Puyehue-Cordón Caulle ash makes it to Buenos Aires and Paraguay
The eruption that started Saturday at Puyehue-Cordón Caulle along the Chilean-Argentine border is still going – and still causing problems for people living in the zone where ash and pumice (see below) is falling. The plume itself is spreading to the north and east of the volcano as you can see in an image posted on the NASA Earth Observatory In fact, cities as far afield as Buenos Aires are feeling the effects of the ash, with flight delays and diversions in and out of the major international airport in that city, along with some flights in and out of Paraguay. The ash may even reach Brazil later in the week. These problems may not be short-lived as SERNAGEOMIN geologists say the eruption could last days to weeks. The mayor of Bariloche, one of the cities along the border most hit by the ash, has been telling residents that it is best to stay at home to avoid the ash hazard. The biggest issues for the residents will be keeping water supplies safe from the ash, although the winds are turning in favor of Bariloche for the time being. However, evacuations are continuing in areas near the volcano.

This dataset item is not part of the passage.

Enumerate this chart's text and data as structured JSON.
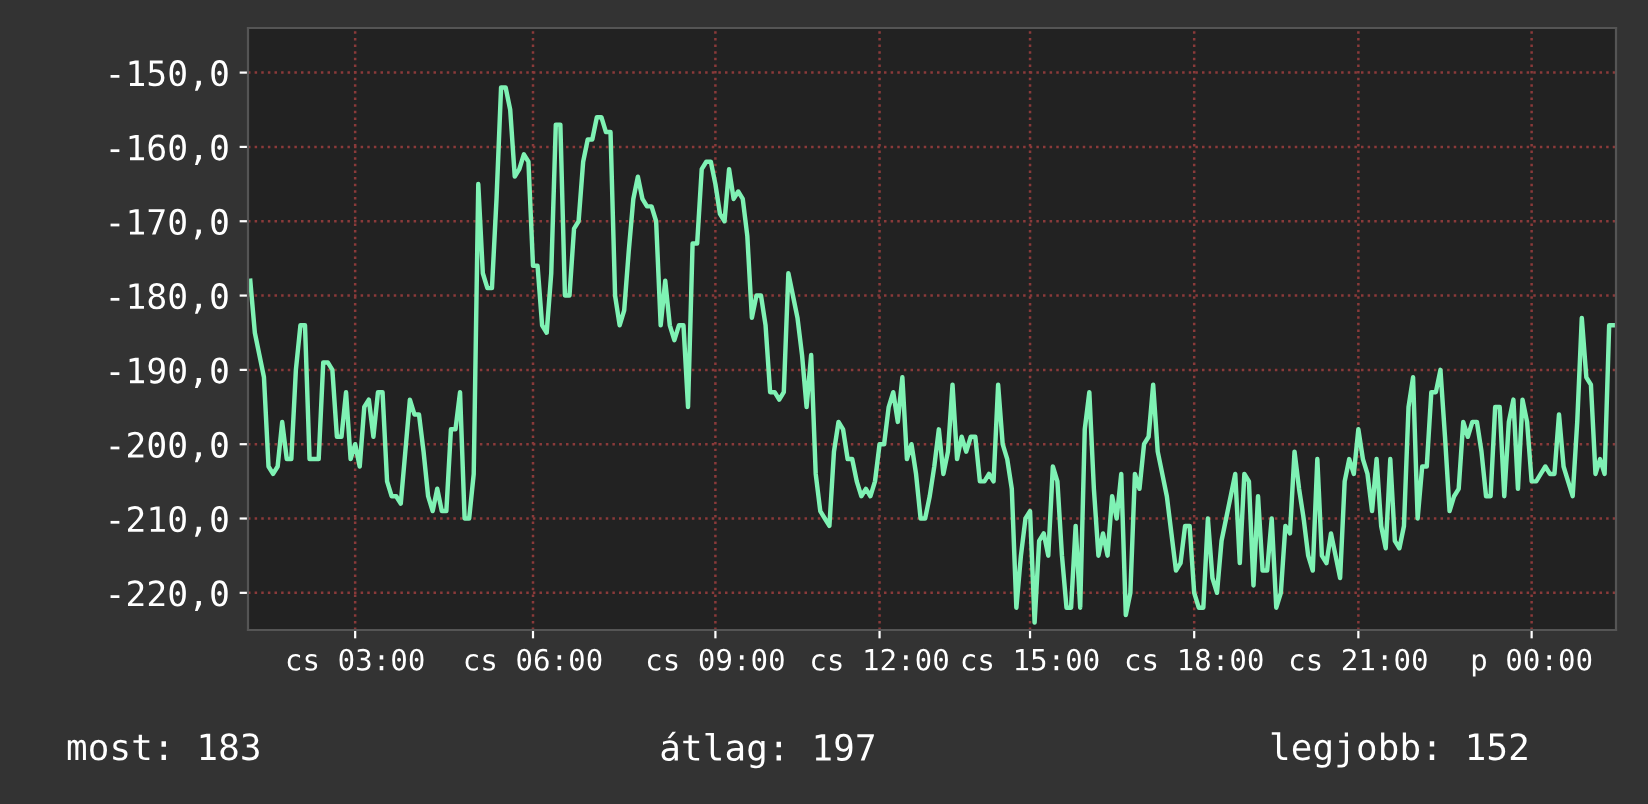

Pumice fall from Puyehue-Cordón Cauile
It appears that the eruption is continuing to wane some (spanish) and SERNAGEOMIN director Enrique Valdivieso says lava flows (spanish) from Puyehue-Cordon Caulle shouldn’t be ruled out (although the real hazard is still the heavy ash fall). The number of earthquakes and amount of tremor at the volcano have been in decline as well, but they are still keeping the volcano at Red Level 6 (moderate eruption). The Atlantic posted probably one of the best galleries I’ve seen for the eruption so far, capturing both the ash plume and the heavy ash fall related to the volcano. Top left: The ash plume from Puyehue-Cordón Caulle spreading across South America on June 7, 2011.